Specifically, data from Sapphire Partners’ investments platform shows that in today’s environment startups on strong footing will raise venture capital every 18–24 months. Below is a quick snapshot of how this progresses across funding stages.Ultimately, 45% of enterprise startups that receive a Series A or seed round will either cease to exist entirely, stagnate and fail to either have an “exit” (IPO or acquisition) or raise further funding. With every subsequent round of funding raised, the startup is validating its business, technology and durable value to the CIO. CIOs should roughly benchmark the funding success of their startup partners against the above brackets to minimize the possibility of betting on a company that might go out of business, or become a “zombie” operation and stagnate.

(2) Whose money is it anyways?

The quality of the VCs backing a startup is an important indicator of startup quality. It is especially useful if the CIO is trying to assess the quality of an early-stage startup that may not have raised much funding or be generating revenues that s/he can use as a proxy for traction. An early-stage startup that has raised funding from “smart money” VCs is one that has a much better shot of becoming a ubiquitous technology across the enterprise — and a game changer for the business. Sources such as CBInsights, Crunchbase and Pitchbook are good references that enterprise IT teams can use to stack through the huge population of VC firms and parse for indicators of quality — such as those that have had the highest shares of IPOs across the board or have excelled in funding winners in individual enterprise categories (eg: cloud or security).

(3) Finding like-minded VCs and portfolios

In the simplest terms, CIOs should find venture capitalists that have made a name for themselves investing successfully in the categories CIOs care about. Need to build a future-proof security strategy? Look for VCs that have funded now-mainstream security companies. Consumer marketplaces is the next big bet? Reach out to the investors that have funded category creators and disrupters in this domain.

CIOs should “interview” a series of VC investors (like they would interview any other partner) by simply taking time to talk to each VC about how they view the market. Do they view the market in ways that complement their own? If they differ, is it a valuable counterpoint to their strategy? And are they only interested in positioning their own portfolio companies– or are they looking to build a meaningful dialogue and lasting relationship with the CIO as an IT executive? Answers to all these questions will help CIOs identify VCs that can truly aid them in the long term in placing good bets on winning tech, and also serve as sounding boards and “noise filters”.

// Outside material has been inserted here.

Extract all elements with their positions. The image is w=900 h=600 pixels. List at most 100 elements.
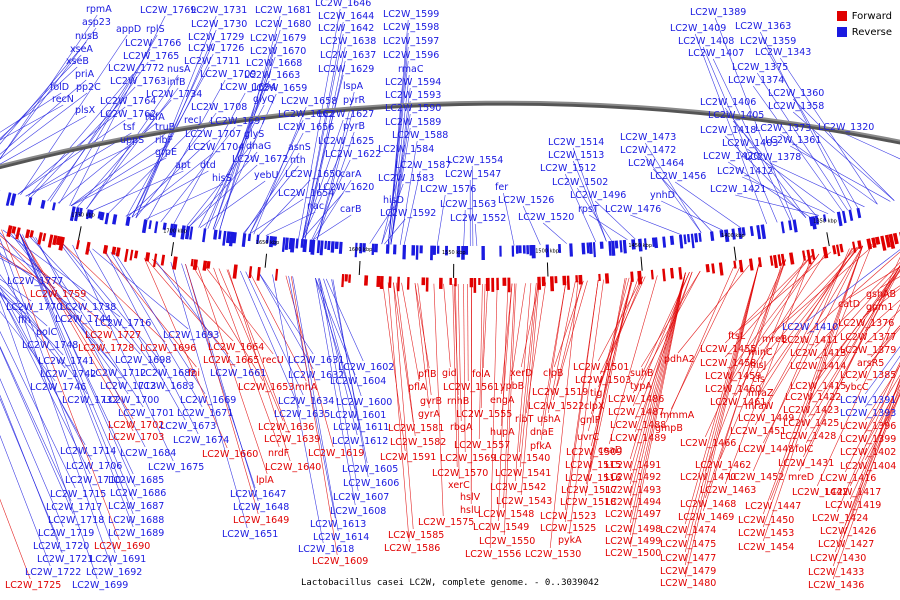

A note on funding stage selection
Startups come in all kinds of stages and each organization knows its own stage sensitivity and risk tolerance. Earlier-stage technologies and those that are built on top of hot buzzwords (“AI”, “blockchain”) will inevitably involve more noise because more venture dollars will go towards creating more startups, and also because the Darwinian shakeouts of startups haven’t happened yet. With mega-rounds and high valuations still being the norm, CIOs should note that a successful early-stage startup can very quickly graduate from seed stage to becoming a “late-stage” mature startup, in terms of capital raised and revenues. Ultimately, CIOs and their teams should know the “noise patterns” of the domains that are of interest to them — and select partners accordingly.

CIOs need to care — even if they don’t
Enterprise CIOs have a crucial stake in VC funding and startup ecosystems, whether they realize it or not. They must reflect on what their “signal” looks like and then build a sensor network and noise filters that helps them repeatedly place winning bets in the startup ecosystem. Someday, being able to say “we were early adopters of [insert name of now ubiquitous tech company]” will help them to be seen in a distinct class of innovators — while giving their company a technological leg up over peers in the industry.